CONTEMPORARY - USA (20th)



John Dewey needed to expose the flaws in the existing tradition in order to articulate his own. He thought that the characteristic of Western philosophy was its assumption that what we can know is perfect, stable, and eternal. Three examples are Plato's Forms, the Christian concept of God, and Cartesianism. This latter tradition has made a radical distinction between true reality and the endless varieties of the world's human experience.

Dewey argued that Cartesian philosophy impoverished nature. He rejects the dualism between being and experience and proposed that all things are subject to change and that they change. The static is not natural and the experience is not purely subjective because the human mind is part of nature. The challenge, then, is to determine how to live well with the processes of change, not how to transcend them.

Dewey developed a metaphysics that examined the characteristics that encompassed human experience. Three of these were: precariousness, stories and purposes.

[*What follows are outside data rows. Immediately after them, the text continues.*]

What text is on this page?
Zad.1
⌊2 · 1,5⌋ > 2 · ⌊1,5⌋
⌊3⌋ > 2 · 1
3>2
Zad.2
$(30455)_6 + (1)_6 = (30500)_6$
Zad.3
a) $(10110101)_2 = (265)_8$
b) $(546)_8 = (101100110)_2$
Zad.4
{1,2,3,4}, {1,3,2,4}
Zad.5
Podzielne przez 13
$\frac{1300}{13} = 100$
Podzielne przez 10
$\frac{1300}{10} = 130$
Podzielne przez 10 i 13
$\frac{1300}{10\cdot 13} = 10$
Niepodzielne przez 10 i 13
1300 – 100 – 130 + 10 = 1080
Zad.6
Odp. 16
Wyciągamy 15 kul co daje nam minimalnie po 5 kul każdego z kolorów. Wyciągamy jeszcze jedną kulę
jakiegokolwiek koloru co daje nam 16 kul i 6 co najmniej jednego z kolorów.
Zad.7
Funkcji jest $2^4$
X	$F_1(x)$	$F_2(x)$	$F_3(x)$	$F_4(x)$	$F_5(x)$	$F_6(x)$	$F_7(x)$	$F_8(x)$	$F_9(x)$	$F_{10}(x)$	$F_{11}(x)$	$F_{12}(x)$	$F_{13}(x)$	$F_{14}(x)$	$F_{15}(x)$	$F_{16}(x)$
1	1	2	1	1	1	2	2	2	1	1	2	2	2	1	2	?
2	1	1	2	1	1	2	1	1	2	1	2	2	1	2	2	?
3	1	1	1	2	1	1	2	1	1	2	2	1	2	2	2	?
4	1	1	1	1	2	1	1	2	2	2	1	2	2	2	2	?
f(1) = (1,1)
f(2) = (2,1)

A precarious event makes the experience problematic. Thus any obstacle, disruption, danger or surprise is precarious. The cruelty of a tyrant, the destruction of a flood or the colors of the sunset are equally natural. Human ideas and moral standards must be viewed through this prism. Human knowledge is completely intertwined with precarious and constantly changing nature.

"Like all experience, it is constituted by the interaction betweenthe subject and the object ... is not merely physical or merely mental…” Dewey

History meant a process of change and when processes are identified they are subject to change. The logical result is that fate is not sealed by human nature, temperament, character, talent, or social role. With proper knowledge of the conditions necessary for human growth, an individual can develop in multiple ways. The purpose of education, then, is to promote the fruition of an active human history.

The purposes or final cause is a philosophical concept from the time of Aristotle. For Dewey a purpose is a deliberately constructed historical result and the specific purpose was 'the construction of good' There is no absolute good against which actions can be evaluated but any purpose that promotes human prosperity is good as long as it takes into account precariousness.

Dewey was involved in the American pragmatism movement started by Peirce and James. It integrated James' concept of shifting reality and his idea that the mental experience and the physical world were unclear. He also embraced the importance of experimental research.

Pragmatists were generally inspired by dramatic advances in science and technology during the 19th century. Many had formal scientific training and experimented in the natural, physical, or social sciences.

Willard Van Orman Quine produced original works in logic, ontology, epistemology, and linguistics. He developed a systematic philosophy that is naturalistic, empirical, and behavioral. His epistemology aimed to explain psychologically how scientific knowledge is obtained.

In Epistemology Naturalized (1969) Quine outlines his epistemology. According to Descartes, he affirms that epistemology deals with the foundations of science. However, he thinks that the search for Descartes is a lost cause. According to Quine there can be no strict translation of the notion 'body' in sensory terms so the steps between the evidences of the senses and scientific doctrine are far from being certain.

Quine proposes that we only have the stimulation of sensory receptors as evidence in the construction of our image of the world. So to understand how we make this construction, you have to study psychology empirically.

In ontology Quine recognized only concrete physical objects. He rejected notions like properties, propositions, and meanings as ill-defined or scientifically useless.

"Language is conceived in sin and science is its redemption." Quine

In the philosophy of language Quine opted for the behavioral theory of learning and an indeterministic concept of translation from one language to another in such a way that, according to him, there is no correct translation. This is an example of his vision of 'ontological relativity'. This stipulates that for a given scientific theory there are a multitude of alternatives all covered by the same evidence. In conclusion, there is no point in arguing that one theory or another truly describes the world.